Norma que determina apresentação de bilhete para pagamento de auxílio transporte é ilegal

por AR — publicado 07/01/2020

Norma regulamentadora que determina a prévia apresentação dos bilhetes utilizados em transporte coletivo interestadual para pagamento de auxílio-transporte a servidor público distrital é ilegal. O entendimento foi firmado pela 6ª Turma Cível do TJDFT ao julgar recurso de apelação interposto pelo Sindicato dos Auxiliares e Técnicos de Enfermagem do Distrito Federal.

O sindicato alega que dispositivo da Portaria nº 124 de 23 de março de 2018, da SEPLAG/DF - Secretaria de Planejamento do Distrito Federal, possui ilegalidade e abusividade. Isso porque o artigo condiciona o pagamento do auxílio transporte, referente a passagens interestaduais, à apresentação dos bilhetes de transporte utilizados. De acordo com o autor, a norma, além de ultrapassar os limites da Lei Complementar que dispõe sobre a concessão do benefício aos servidores distritais, viola os princípios da legalidade, da isonomia e da hierarquia das normas.

Em sua defesa, o Distrito Federal observa que o auxílio transporte tem caráter indenizatório e que, por isso, a exigência de comprovação de uso é legítima.

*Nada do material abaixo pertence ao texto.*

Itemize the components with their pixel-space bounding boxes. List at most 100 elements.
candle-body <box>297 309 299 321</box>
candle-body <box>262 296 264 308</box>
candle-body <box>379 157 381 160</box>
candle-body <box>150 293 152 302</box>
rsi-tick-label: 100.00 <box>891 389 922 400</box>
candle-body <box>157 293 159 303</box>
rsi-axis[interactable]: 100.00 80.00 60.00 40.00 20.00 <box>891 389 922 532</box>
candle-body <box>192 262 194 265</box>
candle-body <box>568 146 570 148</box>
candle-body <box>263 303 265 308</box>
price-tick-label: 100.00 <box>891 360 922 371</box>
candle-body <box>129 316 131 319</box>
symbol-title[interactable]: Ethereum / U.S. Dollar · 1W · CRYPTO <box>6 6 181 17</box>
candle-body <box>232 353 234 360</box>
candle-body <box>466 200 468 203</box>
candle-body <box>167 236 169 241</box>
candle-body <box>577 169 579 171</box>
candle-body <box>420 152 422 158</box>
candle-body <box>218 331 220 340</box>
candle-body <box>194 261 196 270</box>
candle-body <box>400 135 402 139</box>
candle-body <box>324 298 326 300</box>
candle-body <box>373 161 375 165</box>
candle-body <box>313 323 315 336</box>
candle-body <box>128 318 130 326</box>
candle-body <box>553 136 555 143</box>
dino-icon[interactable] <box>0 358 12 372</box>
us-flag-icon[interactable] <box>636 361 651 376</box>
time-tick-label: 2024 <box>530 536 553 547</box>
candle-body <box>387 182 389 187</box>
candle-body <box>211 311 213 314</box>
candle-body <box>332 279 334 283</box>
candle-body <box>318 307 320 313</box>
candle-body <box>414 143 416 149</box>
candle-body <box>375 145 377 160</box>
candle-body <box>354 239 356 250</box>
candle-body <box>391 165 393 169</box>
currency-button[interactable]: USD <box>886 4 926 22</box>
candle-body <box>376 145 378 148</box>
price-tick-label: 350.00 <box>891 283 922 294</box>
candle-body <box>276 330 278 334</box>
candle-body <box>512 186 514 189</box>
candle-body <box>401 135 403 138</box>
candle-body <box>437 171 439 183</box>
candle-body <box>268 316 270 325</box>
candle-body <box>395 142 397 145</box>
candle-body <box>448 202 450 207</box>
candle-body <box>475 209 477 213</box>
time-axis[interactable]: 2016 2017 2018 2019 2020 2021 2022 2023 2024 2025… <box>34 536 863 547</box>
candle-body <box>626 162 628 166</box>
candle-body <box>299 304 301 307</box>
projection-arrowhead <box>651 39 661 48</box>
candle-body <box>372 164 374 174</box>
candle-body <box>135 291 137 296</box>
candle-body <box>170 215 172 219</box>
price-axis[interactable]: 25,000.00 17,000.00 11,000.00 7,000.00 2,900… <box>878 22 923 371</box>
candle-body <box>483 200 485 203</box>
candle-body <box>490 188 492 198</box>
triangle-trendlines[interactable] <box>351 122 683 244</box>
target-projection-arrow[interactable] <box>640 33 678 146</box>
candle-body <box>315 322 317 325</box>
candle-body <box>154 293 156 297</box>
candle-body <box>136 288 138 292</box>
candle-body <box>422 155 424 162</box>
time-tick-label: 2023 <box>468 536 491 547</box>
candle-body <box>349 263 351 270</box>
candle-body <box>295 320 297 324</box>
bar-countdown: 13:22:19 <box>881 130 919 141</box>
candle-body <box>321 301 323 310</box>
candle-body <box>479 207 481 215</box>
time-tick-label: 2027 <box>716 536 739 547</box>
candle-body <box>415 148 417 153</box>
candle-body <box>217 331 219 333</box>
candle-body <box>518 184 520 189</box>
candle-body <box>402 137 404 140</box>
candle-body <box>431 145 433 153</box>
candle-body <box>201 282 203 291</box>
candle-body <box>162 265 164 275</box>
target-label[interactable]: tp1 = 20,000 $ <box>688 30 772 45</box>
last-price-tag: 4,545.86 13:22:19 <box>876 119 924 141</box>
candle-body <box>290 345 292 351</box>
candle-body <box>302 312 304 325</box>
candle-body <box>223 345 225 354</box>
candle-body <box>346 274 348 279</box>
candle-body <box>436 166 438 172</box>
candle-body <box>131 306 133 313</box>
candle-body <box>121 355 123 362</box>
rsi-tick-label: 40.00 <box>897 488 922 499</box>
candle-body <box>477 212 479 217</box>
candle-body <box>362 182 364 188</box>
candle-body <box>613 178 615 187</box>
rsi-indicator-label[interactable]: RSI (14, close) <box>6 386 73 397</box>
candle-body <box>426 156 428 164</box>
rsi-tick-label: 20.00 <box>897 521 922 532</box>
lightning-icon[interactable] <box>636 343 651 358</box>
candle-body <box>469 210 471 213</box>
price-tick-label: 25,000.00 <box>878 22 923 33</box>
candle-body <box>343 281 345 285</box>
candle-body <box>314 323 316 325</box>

Em primeira instância, o julgador entendeu que “a exigência contida na portaria de regulamentação do auxílio transporte (...) não se mostra abusiva, tampouco ilegal, por tratar efetivamente de verba indenizatória” e julgou improcedente o pedido. O sindicato recorreu da sentença.  

Ao analisar o recurso dos autores, os desembargadores entenderam que a norma é ilegal por exigir requisito não previsto em lei complementar que dispõe sobre o benefício e por alterar o momento da percepção do auxílio para o mês subsequente, ou seja, após a comprovação da despesa. Os julgadores ressaltaram ainda que a portaria extrapolou o poder regulamentar conferido às normas infralegais.

Dessa forma, a Turma reformou a sentença e declarou a nulidade do parágrafo único do art. 3º da Portaria nº 124, de 23/03/2018, da SEPLAG, ante a sua ilegalidade.